Our experience has shown that with the right support, even displaced communities in the grips of hunger can become strong and self-sufficient again. And very often food is the first step.
As the largest implementing partner of the World Food Programme (WFP), World Vision has been a global leader in food assistance for years. Because we are well-established and trusted in the regions where we work, we are able to deliver food quickly and efficiently, preventing wide-scale death and pulling children back from the edge of starvation.
Our feeding centers in the CAR are no exception. “Thanks to WFP and World Vision, Melvina gets rations at school to take home,” says Zenou. “It helps us make ends meet.”

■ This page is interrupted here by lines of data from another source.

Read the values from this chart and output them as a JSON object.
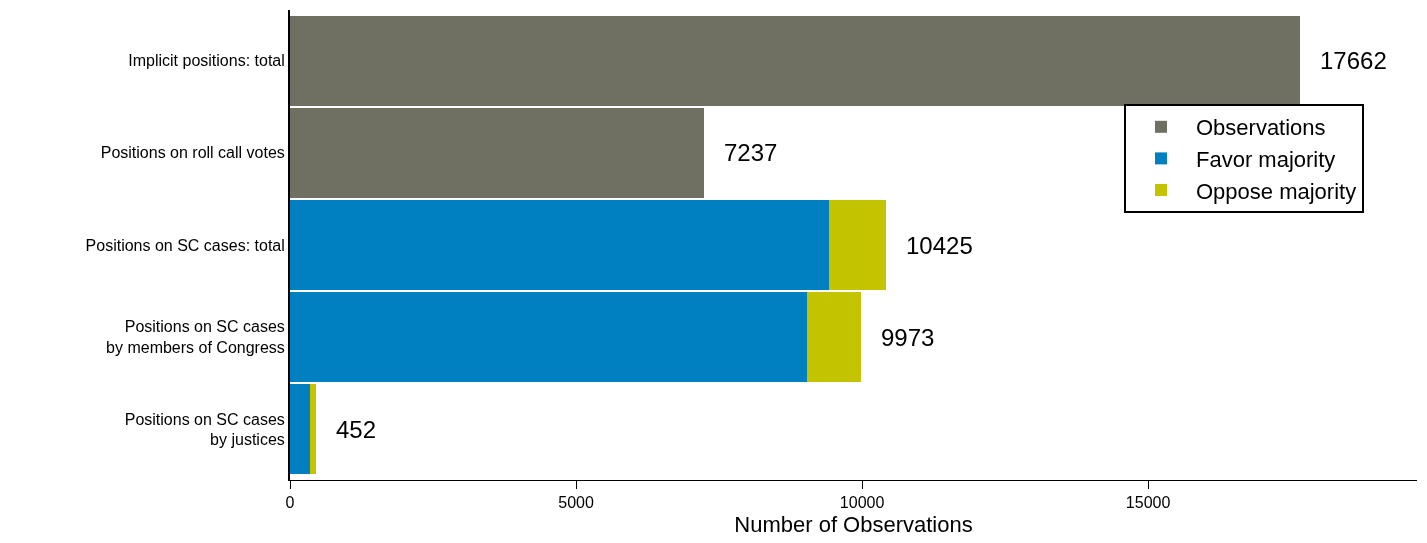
{
  "chart_data": {
    "type": "bar",
    "orientation": "horizontal",
    "stacked": true,
    "xlabel": "Number of Observations",
    "categories": [
      "Implicit positions: total",
      "Positions on roll call votes",
      "Positions on SC cases: total",
      "Positions on SC cases\nby members of Congress",
      "Positions on SC cases\nby justices"
    ],
    "series": [
      {
        "name": "Observations",
        "color": "#6f6f62",
        "values": [
          17662,
          7237,
          null,
          null,
          null
        ]
      },
      {
        "name": "Favor majority",
        "color": "#0080c0",
        "values": [
          null,
          null,
          9430,
          9040,
          356
        ]
      },
      {
        "name": "Oppose majority",
        "color": "#c3c300",
        "values": [
          null,
          null,
          995,
          933,
          96
        ]
      }
    ],
    "totals": [
      "17662",
      "7237",
      "10425",
      "9973",
      "452"
    ],
    "xlim": [
      0,
      19700
    ],
    "xticks": [
      0,
      5000,
      10000,
      15000
    ],
    "legend": "right"
  }
}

But that’s not where Melvina’s journey with World Vision ends. Though crucial, food is just the first step toward strengthening communities. This is why in 2014 we launched Child-Friendly Spaces across the country, where children can play and learn safely. In the CAR these also serve as peace clubs, to help children like Melvina cope with the trauma of conflict and build social cohesion with their peers.
It’s why we facilitate workshops on child protection and join faith leaders from multiple faiths to work together to care for children. And it’s why we’ve developed peacebuilding materials to use in classrooms.
But none of this is possible without food. If people are hungry and sick, their ability to engage in peacebuilding initiatives is hindered. Food can be what opens that first door toward a stronger community.